An Intimate Portrait of Pete Seeger

by Alec Wilkinson

Pub Date: May 3rd, 2009
ISBN: 978-0-307-26995-9
Publisher: Knopf

An economical, unsentimental, illuminating look at the venerable folk singer.

Veteran New Yorker contributor Wilkinson (The Happiest Man in the World: An Account of the Life of Poppa Neutrino, 2007, etc.) here expands a magazine profile of Seeger, who turns 90 this May. The musician asked the journalist to pen a book that could be read in one sitting, and we see a pleasingly close-up view as he rattles around the Beacon, N.Y., cabin he built with his own hands. The author gracefully reveals the arc of Seeger’s life and career. Born into a privileged, musical family, as a youth the musician gained a love for American folk music, facility on the five-string banjo and a commitment to political and social causes.
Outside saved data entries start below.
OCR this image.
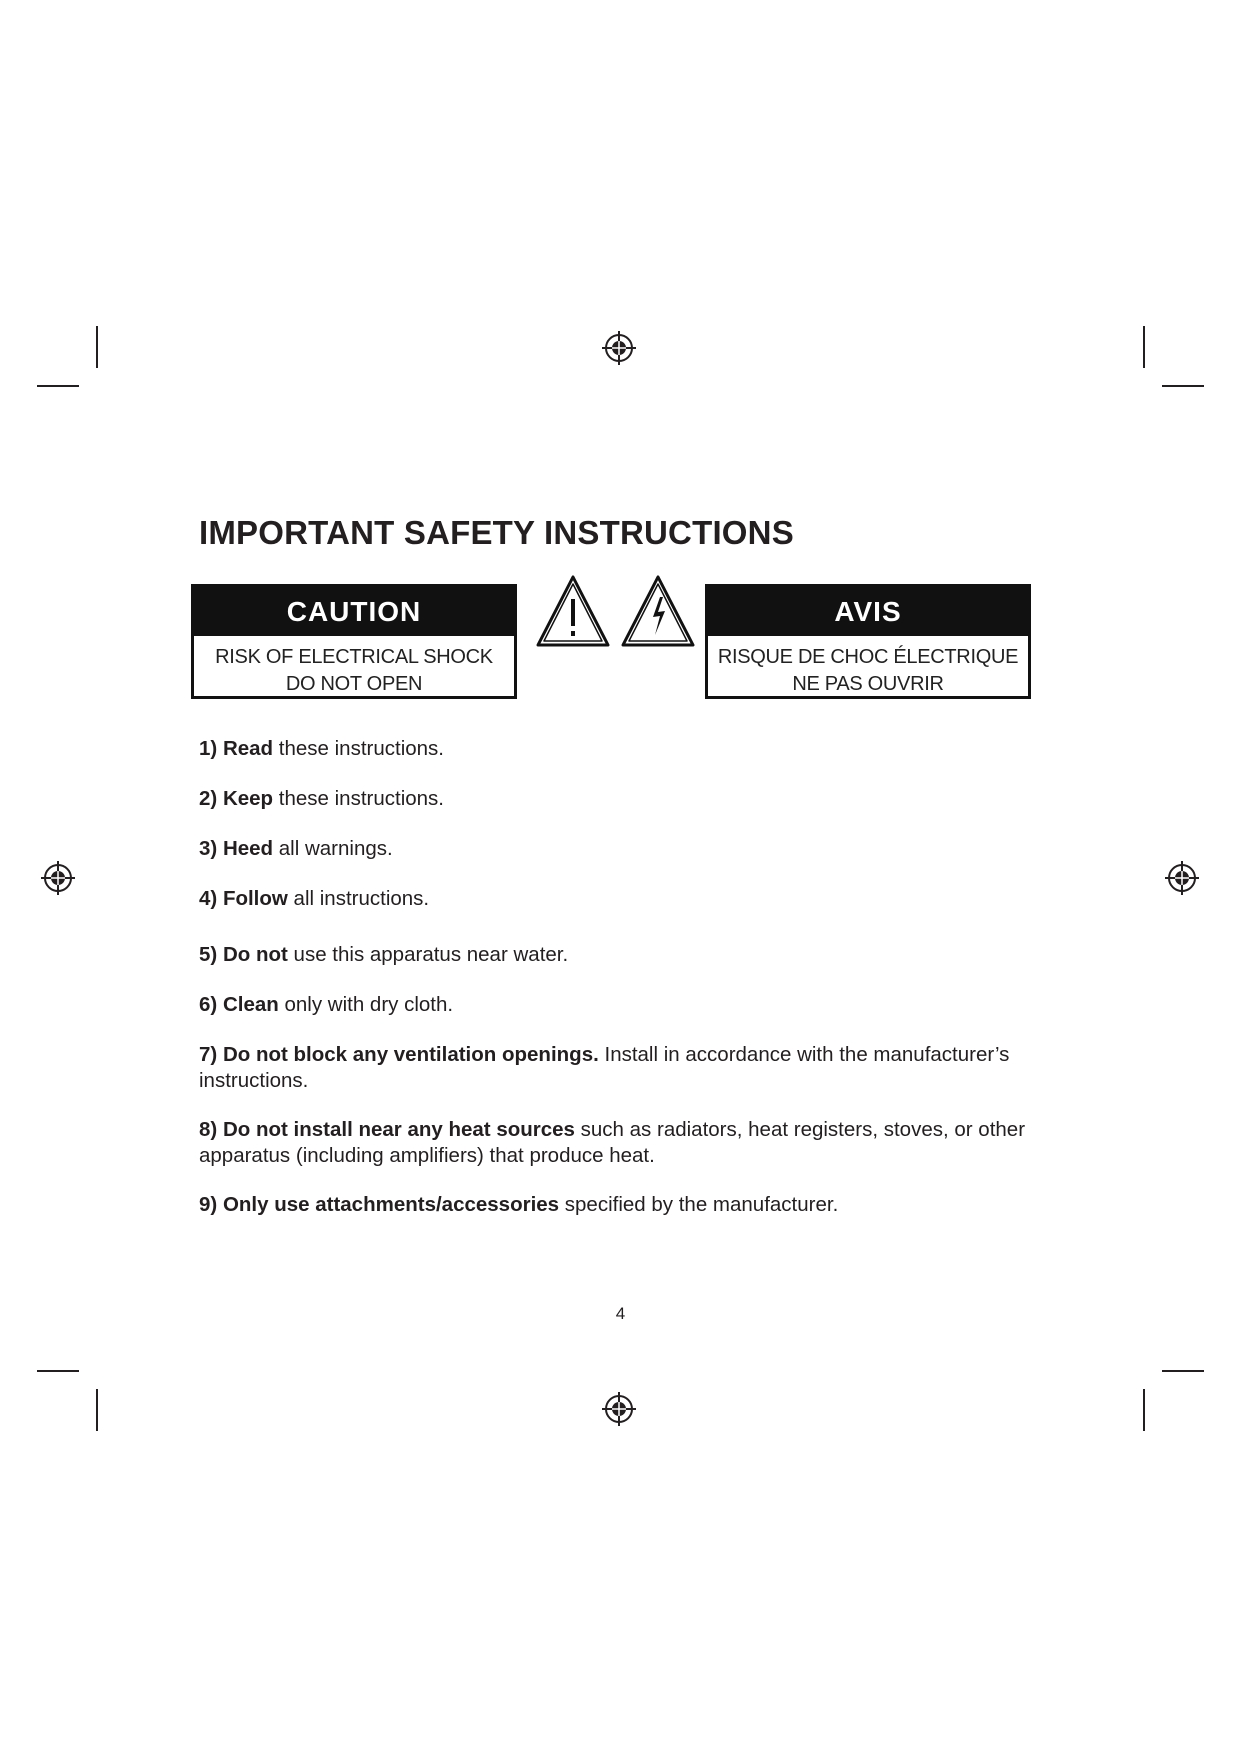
IMPORTANT SAFETY INSTRUCTIONS
CAUTION
RISK OF ELECTRICAL SHOCK
DO NOT OPEN
AVIS
RISQUE DE CHOC ÉLECTRIQUE
NE PAS OUVRIR
1) Read these instructions.
2) Keep these instructions.
3) Heed all warnings.
4) Follow all instructions.
5) Do not use this apparatus near water.
6) Clean only with dry cloth.
7) Do not block any ventilation openings. Install in accordance with the manufacturer’s instructions.
8) Do not install near any heat sources such as radiators, heat registers, stoves, or other apparatus (including amplifiers) that produce heat.
9) Only use attachments/accessories specified by the manufacturer.
4
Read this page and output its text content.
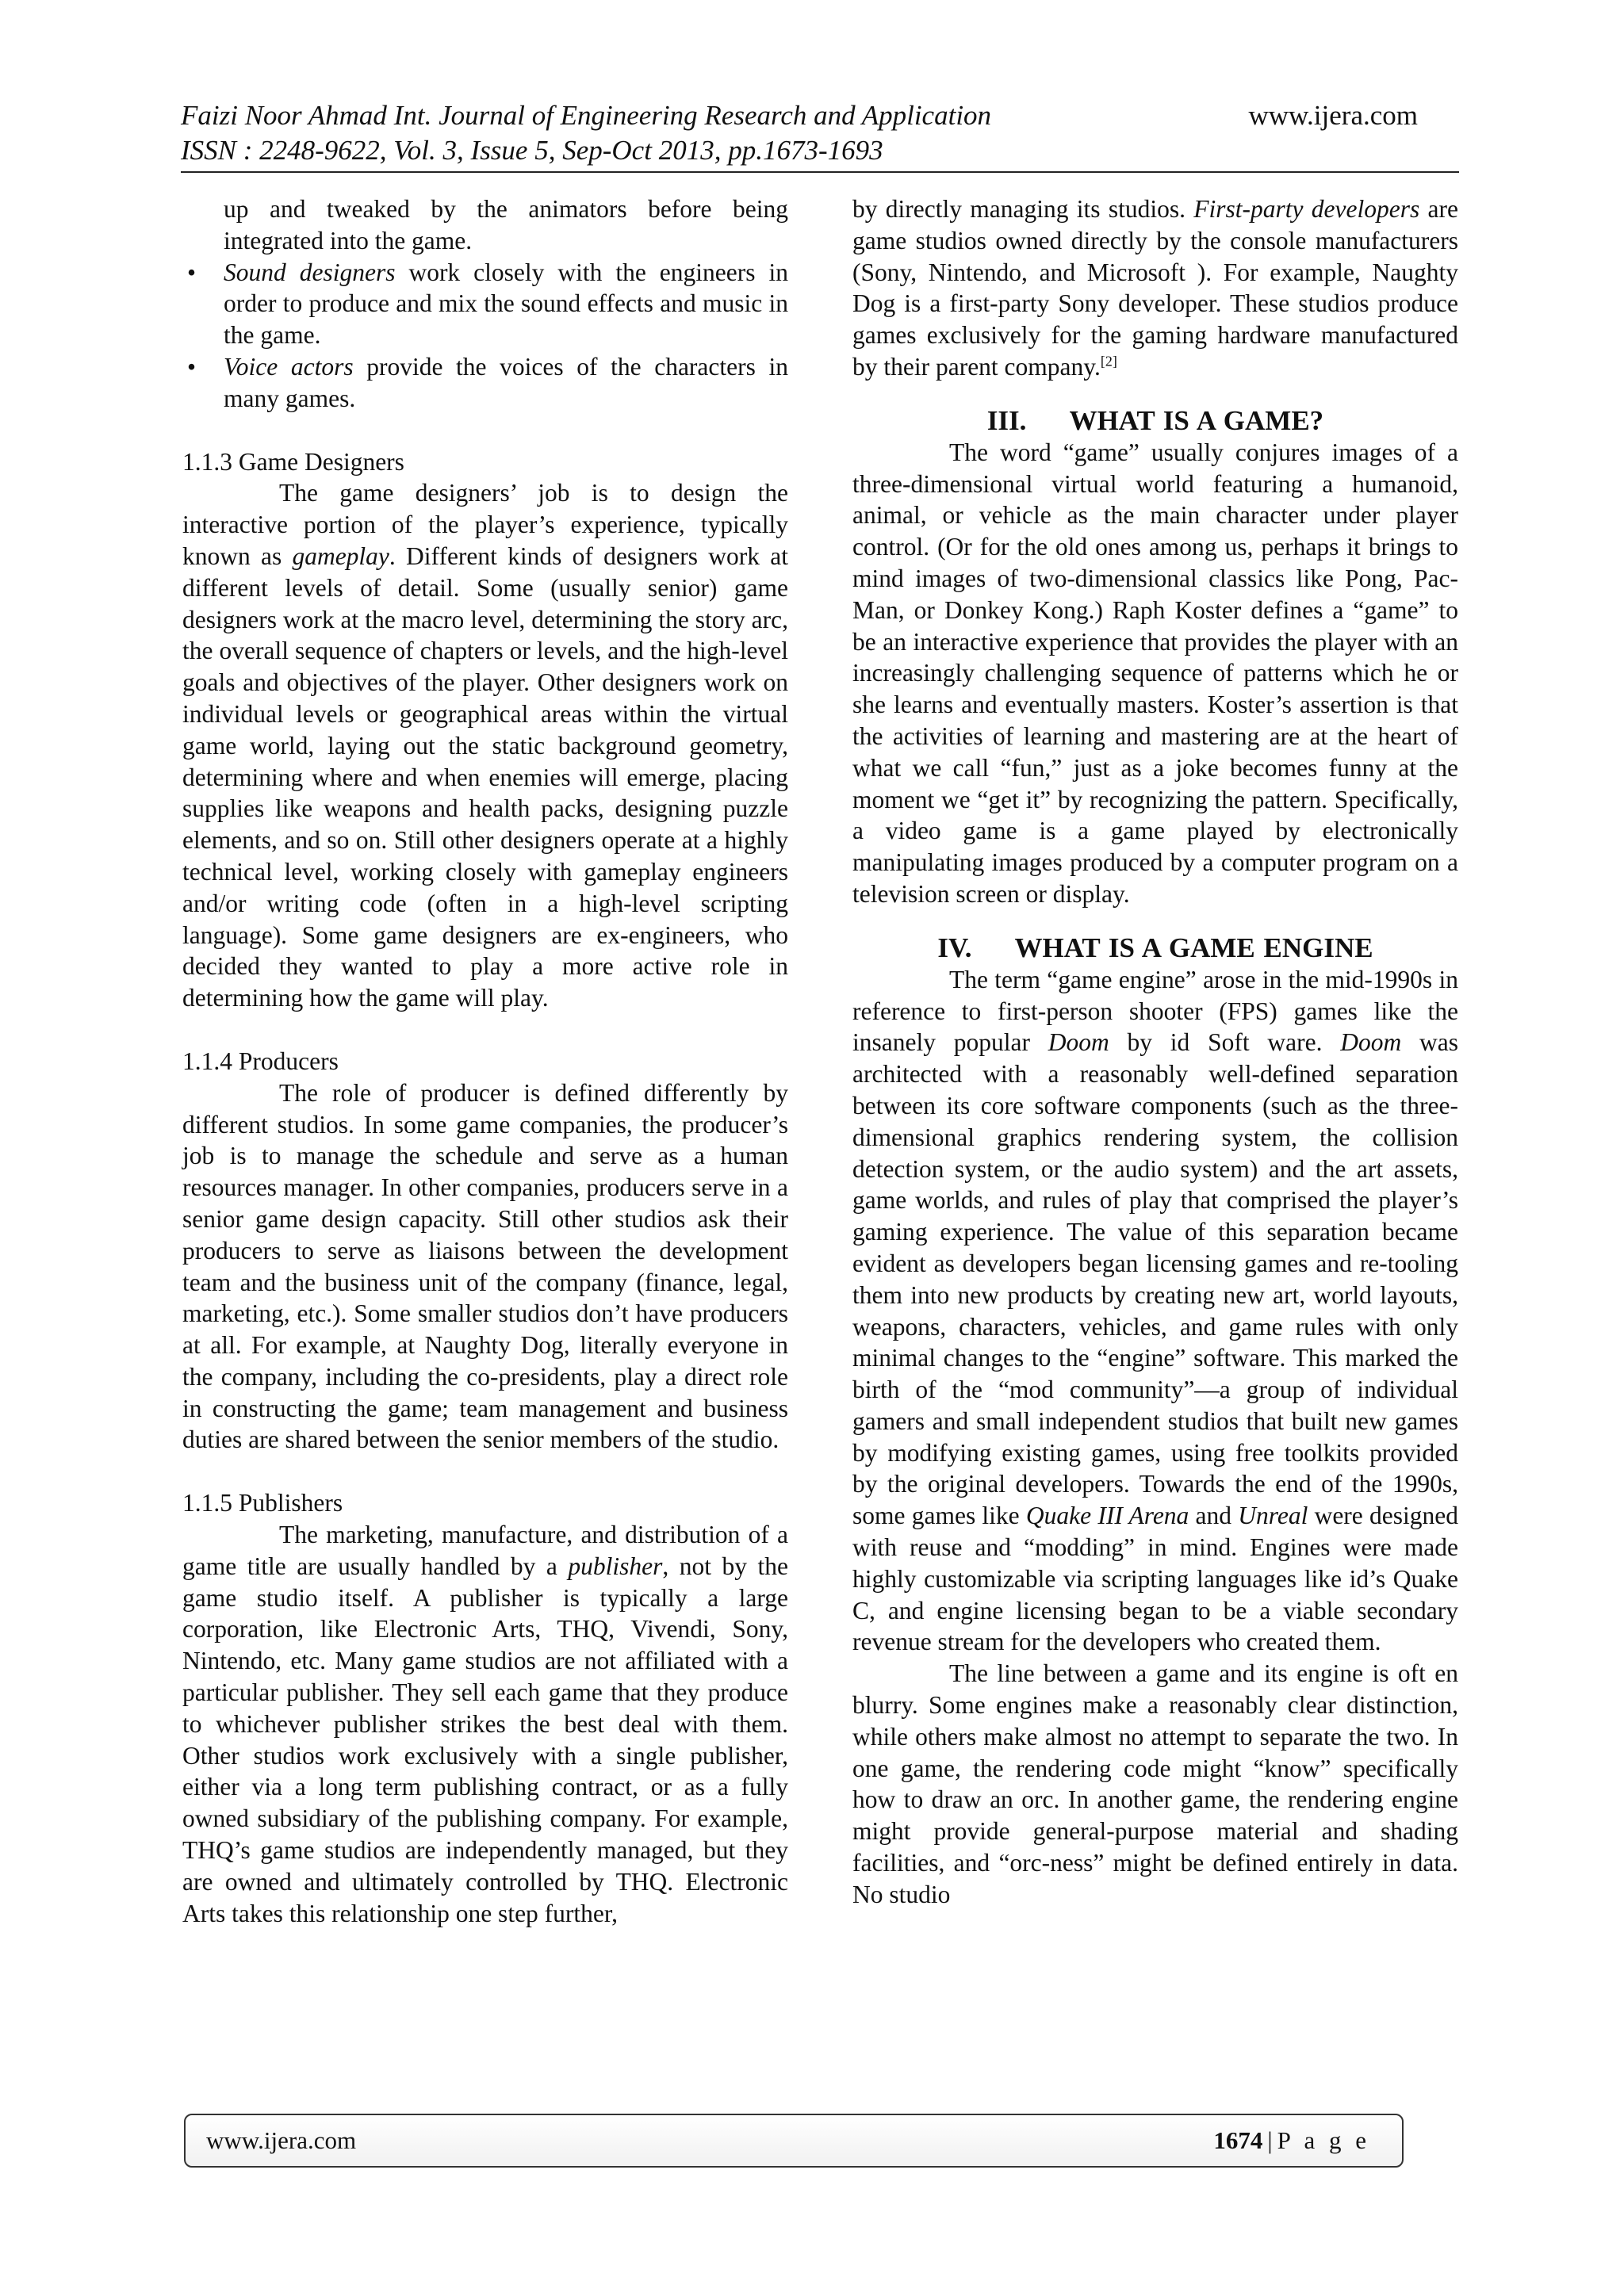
Faizi Noor Ahmad Int. Journal of Engineering Research and Application	www.ijera.com
ISSN : 2248-9622, Vol. 3, Issue 5, Sep-Oct 2013, pp.1673-1693

up and tweaked by the animators before being integrated into the game.

• Sound designers work closely with the engineers in order to produce and mix the sound effects and music in the game.

• Voice actors provide the voices of the characters in many games.

1.1.3 Game Designers

The game designers’ job is to design the interactive portion of the player’s experience, typically known as gameplay. Different kinds of designers work at different levels of detail. Some (usually senior) game designers work at the macro level, determining the story arc, the overall sequence of chapters or levels, and the high-level goals and objectives of the player. Other designers work on individual levels or geographical areas within the virtual game world, laying out the static background geometry, determining where and when enemies will emerge, placing supplies like weapons and health packs, designing puzzle elements, and so on. Still other designers operate at a highly technical level, working closely with gameplay engineers and/or writing code (often in a high-level scripting language). Some game designers are ex-engineers, who decided they wanted to play a more active role in determining how the game will play.

1.1.4 Producers

The role of producer is defined differently by different studios. In some game companies, the producer’s job is to manage the schedule and serve as a human resources manager. In other companies, producers serve in a senior game design capacity. Still other studios ask their producers to serve as liaisons between the development team and the business unit of the company (finance, legal, marketing, etc.). Some smaller studios don’t have producers at all. For example, at Naughty Dog, literally everyone in the company, including the co-presidents, play a direct role in constructing the game; team management and business duties are shared between the senior members of the studio.

1.1.5 Publishers

The marketing, manufacture, and distribution of a game title are usually handled by a publisher, not by the game studio itself. A publisher is typically a large corporation, like Electronic Arts, THQ, Vivendi, Sony, Nintendo, etc. Many game studios are not affiliated with a particular publisher. They sell each game that they produce to whichever publisher strikes the best deal with them. Other studios work exclusively with a single publisher, either via a long term publishing contract, or as a fully owned subsidiary of the publishing company. For example, THQ’s game studios are independently managed, but they are owned and ultimately controlled by THQ. Electronic Arts takes this relationship one step further,

by directly managing its studios. First-party developers are game studios owned directly by the console manufacturers (Sony, Nintendo, and Microsoft ). For example, Naughty Dog is a first-party Sony developer. These studios produce games exclusively for the gaming hardware manufactured by their parent company.[2]

III. WHAT IS A GAME?

The word “game” usually conjures images of a three-dimensional virtual world featuring a humanoid, animal, or vehicle as the main character under player control. (Or for the old ones among us, perhaps it brings to mind images of two-dimensional classics like Pong, Pac-Man, or Donkey Kong.) Raph Koster defines a “game” to be an interactive experience that provides the player with an increasingly challenging sequence of patterns which he or she learns and eventually masters. Koster’s assertion is that the activities of learning and mastering are at the heart of what we call “fun,” just as a joke becomes funny at the moment we “get it” by recognizing the pattern. Specifically, a video game is a game played by electronically manipulating images produced by a computer program on a television screen or display.

IV. WHAT IS A GAME ENGINE

The term “game engine” arose in the mid-1990s in reference to first-person shooter (FPS) games like the insanely popular Doom by id Soft ware. Doom was architected with a reasonably well-defined separation between its core software components (such as the three-dimensional graphics rendering system, the collision detection system, or the audio system) and the art assets, game worlds, and rules of play that comprised the player’s gaming experience. The value of this separation became evident as developers began licensing games and re-tooling them into new products by creating new art, world layouts, weapons, characters, vehicles, and game rules with only minimal changes to the “engine” software. This marked the birth of the “mod community”—a group of individual gamers and small independent studios that built new games by modifying existing games, using free toolkits provided by the original developers. Towards the end of the 1990s, some games like Quake III Arena and Unreal were designed with reuse and “modding” in mind. Engines were made highly customizable via scripting languages like id’s Quake C, and engine licensing began to be a viable secondary revenue stream for the developers who created them.

The line between a game and its engine is oft en blurry. Some engines make a reasonably clear distinction, while others make almost no attempt to separate the two. In one game, the rendering code might “know” specifically how to draw an orc. In another game, the rendering engine might provide general-purpose material and shading facilities, and “orc-ness” might be defined entirely in data. No studio

www.ijera.com	1674 | P a g e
He dropped out of Harvard to play with folk icon Woody Guthrie and work with folklorist John Lomax at the Library of Congress. After some time on the road, Seeger was embraced as a performer—first by the American left as a member of the Almanac Singers and then by pop listeners as part of the hitmaking quartet the Weavers, who notched a No. 1 hit in 1950 with “Goodnight, Irene.” The core of the book focuses on his victimization during the Joseph McCarthy witch hunts, when his ex-Communist background led to the Weavers’ blacklisting and Seeger’s appearance before the House Un-American Activities Committee, which resulted in a contempt of Congress conviction that was later overturned. Effectively shut out of performing on television for a decade, Seeger nonetheless became the dean of the American folk-music movement, thanks to his fearless and principled work on behalf of the nuclear-disarmament, civil-rights, antiwar and environmental movements. Here he emerges as a quiet, matter-of-fact yet hard-headed and courageous individual with a rare gift for drawing listeners of all ages into his songs, and a political boldness as understated as it is uncompromising.

Wilkinson strikes exactly the right notes in this deft look at one of America’s towering musical treasures.